I like big venues, usually because of the powerful sound that can be achieved on big stages and I am a sucker for chest-crushing bass frequencies. However, there definitely is something special about playing smaller venues. They definitely feel more intimate and organic in some aspects.
Throughout years of playing for various types of audiences, I found I experience adrenaline rush prior to taking the stage no matter what size of the venue is. Believe it or not, but performing to a festival crowd can be just as thrilling as performing to a group of locals, and both types of shows can be unforgettable and rewarding.
I must admit that sometimes openly exploring and performing tracks I previously wrote can be difficult, as they have the power to conjure up the past and evoke strong emotions. However, I realized early on that by leaving the “creativity comfort zone” and allowing myself to be vulnerable in the lyrics and the themes I tend to explore, I can connect with the audience on a deeper and a much more-rewarding level. I find the experience of sharing my insights in the form of lyrics and sounds to be highly cathartic.
For the last question, I would like to dive a little deeper into the song Moriah from Pyres. It’s one of my favorite songs from 2017, how did Moriah start, how did it evolve into the song we know now and what was your feeling when you heard it for the first time after the recording?
Thank you so much! Moriah is the epitome of the sinister energy and delicate beauty colliding. It is a dark story of an ultimate self-sacrifice, but also a story of coming to terms with loss, processing pain and hardship, and taking one’s fate into one’s own hands.
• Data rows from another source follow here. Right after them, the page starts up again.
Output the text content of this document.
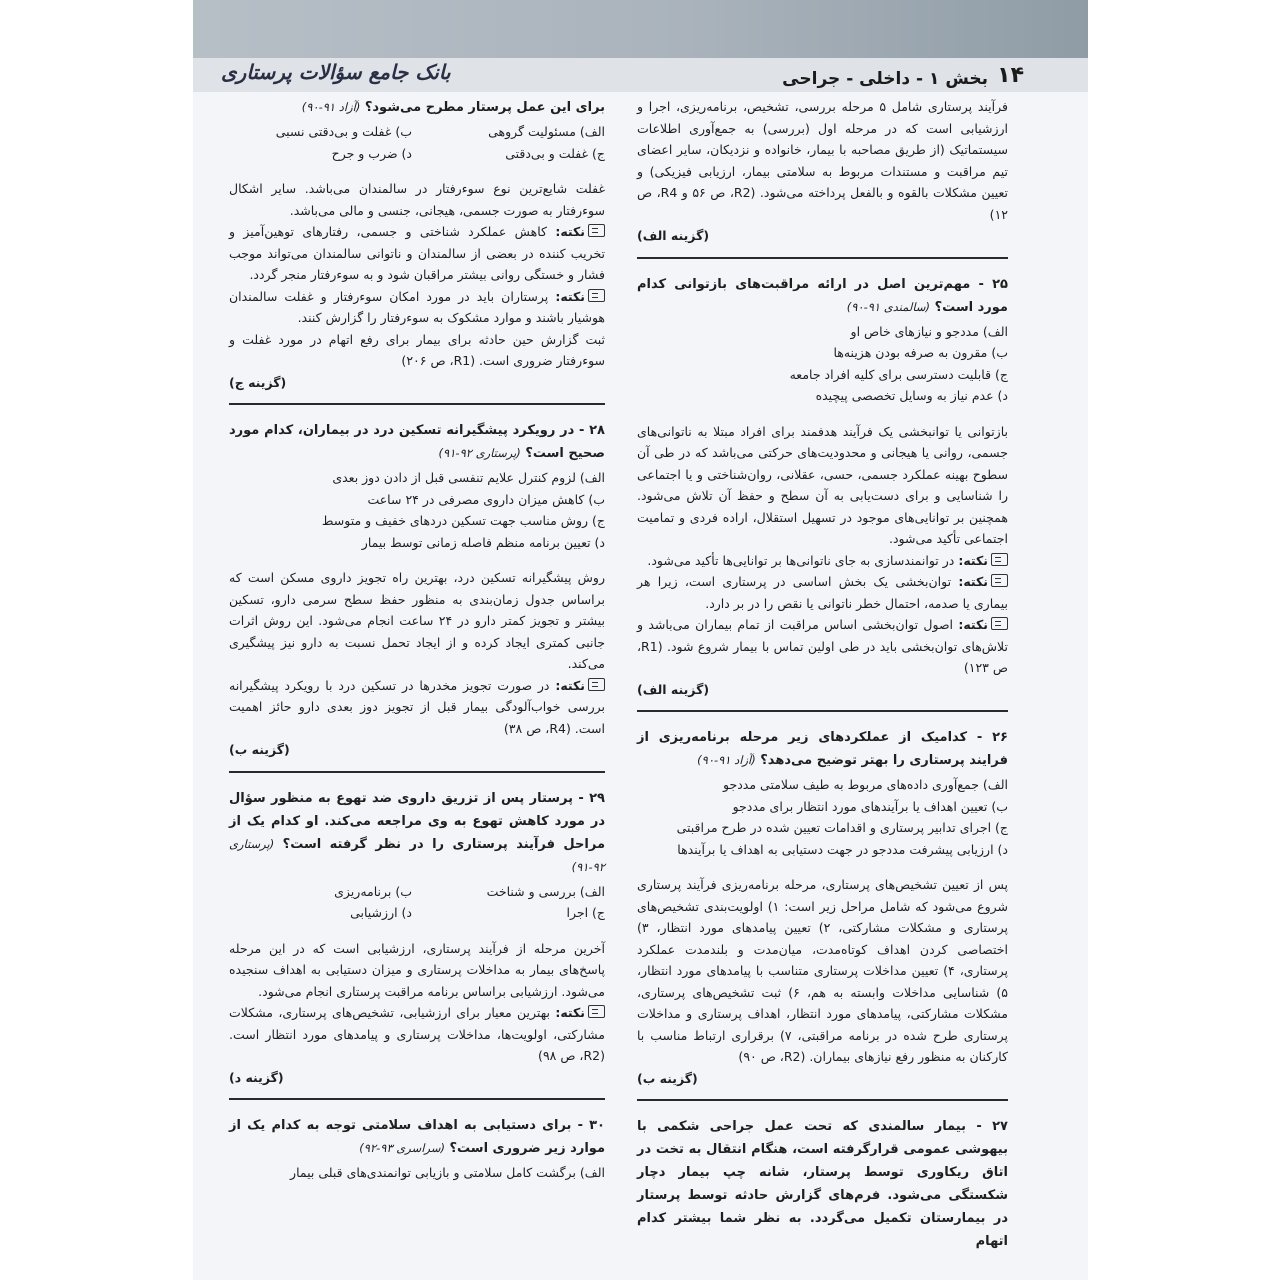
بانک جامع سؤالات پرستاری	بخش ۱ - داخلی - جراحی ۱۴

فرآیند پرستاری شامل ۵ مرحله بررسی، تشخیص، برنامه‌ریزی، اجرا و ارزشیابی است که در مرحله اول (بررسی) به جمع‌آوری اطلاعات سیستماتیک (از طریق مصاحبه با بیمار، خانواده و نزدیکان، سایر اعضای تیم مراقبت و مستندات مربوط به سلامتی بیمار، ارزیابی فیزیکی) و تعیین مشکلات بالقوه و بالفعل پرداخته می‌شود. (R2، ص ۵۶ و R4، ص ۱۲)

(گزینه الف)

۲۵ - مهم‌ترین اصل در ارائه مراقبت‌های بازتوانی کدام مورد است؟ (سالمندی ۹۱-۹۰)

الف) مددجو و نیازهای خاص او
ب) مقرون به صرفه بودن هزینه‌ها
ج) قابلیت دسترسی برای کلیه افراد جامعه
د) عدم نیاز به وسایل تخصصی پیچیده

بازتوانی یا توانبخشی یک فرآیند هدفمند برای افراد مبتلا به ناتوانی‌های جسمی، روانی یا هیجانی و محدودیت‌های حرکتی می‌باشد که در طی آن سطوح بهینه عملکرد جسمی، حسی، عقلانی، روان‌شناختی و یا اجتماعی را شناسایی و برای دست‌یابی به آن سطح و حفظ آن تلاش می‌شود. همچنین بر توانایی‌های موجود در تسهیل استقلال، اراده فردی و تمامیت اجتماعی تأکید می‌شود.

نکته: در توانمندسازی به جای ناتوانی‌ها بر توانایی‌ها تأکید می‌شود.

نکته: توان‌بخشی یک بخش اساسی در پرستاری است، زیرا هر بیماری یا صدمه، احتمال خطر ناتوانی یا نقص را در بر دارد.

نکته: اصول توان‌بخشی اساس مراقبت از تمام بیماران می‌باشد و تلاش‌های توان‌بخشی باید در طی اولین تماس با بیمار شروع شود. (R1، ص ۱۲۳)

(گزینه الف)

۲۶ - کدامیک از عملکردهای زیر مرحله برنامه‌ریزی از فرایند پرستاری را بهتر توضیح می‌دهد؟ (آزاد ۹۱-۹۰)

الف) جمع‌آوری داده‌های مربوط به طیف سلامتی مددجو
ب) تعیین اهداف یا برآیندهای مورد انتظار برای مددجو
ج) اجرای تدابیر پرستاری و اقدامات تعیین شده در طرح مراقبتی
د) ارزیابی پیشرفت مددجو در جهت دستیابی به اهداف یا برآیندها

پس از تعیین تشخیص‌های پرستاری، مرحله برنامه‌ریزی فرآیند پرستاری شروع می‌شود که شامل مراحل زیر است: ۱) اولویت‌بندی تشخیص‌های پرستاری و مشکلات مشارکتی، ۲) تعیین پیامدهای مورد انتظار، ۳) اختصاصی کردن اهداف کوتاه‌مدت، میان‌مدت و بلندمدت عملکرد پرستاری، ۴) تعیین مداخلات پرستاری متناسب با پیامدهای مورد انتظار، ۵) شناسایی مداخلات وابسته به هم، ۶) ثبت تشخیص‌های پرستاری، مشکلات مشارکتی، پیامدهای مورد انتظار، اهداف پرستاری و مداخلات پرستاری طرح شده در برنامه مراقبتی، ۷) برقراری ارتباط مناسب با کارکنان به منظور رفع نیازهای بیماران. (R2، ص ۹۰)

(گزینه ب)

۲۷ - بیمار سالمندی که تحت عمل جراحی شکمی با بیهوشی عمومی قرارگرفته است، هنگام انتقال به تخت در اتاق ریکاوری توسط پرستار، شانه چپ بیمار دچار شکستگی می‌شود. فرم‌های گزارش حادثه توسط پرستار در بیمارستان تکمیل می‌گردد. به نظر شما بیشتر کدام اتهام

برای این عمل پرستار مطرح می‌شود؟ (آزاد ۹۱-۹۰)

الف) مسئولیت گروهی
ب) غفلت و بی‌دقتی نسبی
ج) غفلت و بی‌دقتی
د) ضرب و جرح

غفلت شایع‌ترین نوع سوءرفتار در سالمندان می‌باشد. سایر اشکال سوءرفتار به صورت جسمی، هیجانی، جنسی و مالی می‌باشد.

نکته: کاهش عملکرد شناختی و جسمی، رفتارهای توهین‌آمیز و تخریب کننده در بعضی از سالمندان و ناتوانی سالمندان می‌تواند موجب فشار و خستگی روانی بیشتر مراقبان شود و به سوءرفتار منجر گردد.

نکته: پرستاران باید در مورد امکان سوءرفتار و غفلت سالمندان هوشیار باشند و موارد مشکوک به سوءرفتار را گزارش کنند.

ثبت گزارش حین حادثه برای بیمار برای رفع اتهام در مورد غفلت و سوءرفتار ضروری است. (R1، ص ۲۰۶)

(گزینه ج)

۲۸ - در رویکرد پیشگیرانه تسکین درد در بیماران، کدام مورد صحیح است؟ (پرستاری ۹۲-۹۱)

الف) لزوم کنترل علایم تنفسی قبل از دادن دوز بعدی
ب) کاهش میزان داروی مصرفی در ۲۴ ساعت
ج) روش مناسب جهت تسکین دردهای خفیف و متوسط
د) تعیین برنامه منظم فاصله زمانی توسط بیمار

روش پیشگیرانه تسکین درد، بهترین راه تجویز داروی مسکن است که براساس جدول زمان‌بندی به منظور حفظ سطح سرمی دارو، تسکین بیشتر و تجویز کمتر دارو در ۲۴ ساعت انجام می‌شود. این روش اثرات جانبی کمتری ایجاد کرده و از ایجاد تحمل نسبت به دارو نیز پیشگیری می‌کند.

نکته: در صورت تجویز مخدرها در تسکین درد با رویکرد پیشگیرانه بررسی خواب‌آلودگی بیمار قبل از تجویز دوز بعدی دارو حائز اهمیت است. (R4، ص ۳۸)

(گزینه ب)

۲۹ - پرستار پس از تزریق داروی ضد تهوع به منظور سؤال در مورد کاهش تهوع به وی مراجعه می‌کند. او کدام یک از مراحل فرآیند پرستاری را در نظر گرفته است؟ (پرستاری ۹۲-۹۱)

الف) بررسی و شناخت
ب) برنامه‌ریزی
ج) اجرا
د) ارزشیابی

آخرین مرحله از فرآیند پرستاری، ارزشیابی است که در این مرحله پاسخ‌های بیمار به مداخلات پرستاری و میزان دستیابی به اهداف سنجیده می‌شود. ارزشیابی براساس برنامه مراقبت پرستاری انجام می‌شود.

نکته: بهترین معیار برای ارزشیابی، تشخیص‌های پرستاری، مشکلات مشارکتی، اولویت‌ها، مداخلات پرستاری و پیامدهای مورد انتظار است. (R2، ص ۹۸)

(گزینه د)

۳۰ - برای دستیابی به اهداف سلامتی توجه به کدام یک از موارد زیر ضروری است؟ (سراسری ۹۳-۹۲)

الف) برگشت کامل سلامتی و بازیابی توانمندی‌های قبلی بیمار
I think Moriah was written relatively quickly compared to other Kroh tracks. Paul Kenney sent me a guide track containing the main riff, and I thought it was badass. I remember feeling an immediate compulsion to write. Hearing the final track for the first time after the recording is always an interesting experience. Paul and I are often merciless at chiseling away at the draft tracks to obtain the final studio version, so when you compare the two they often sound completely transformed. I recall hearing the menacing vocals in the intro for the first time and thinking: “Woah, that’s rather ominous. Is that my voice?!”. We certainly had a lot of fun playing with different sounds and effects that would facilitate the mystical ritualistic atmosphere we wanted to achieve through Moriah.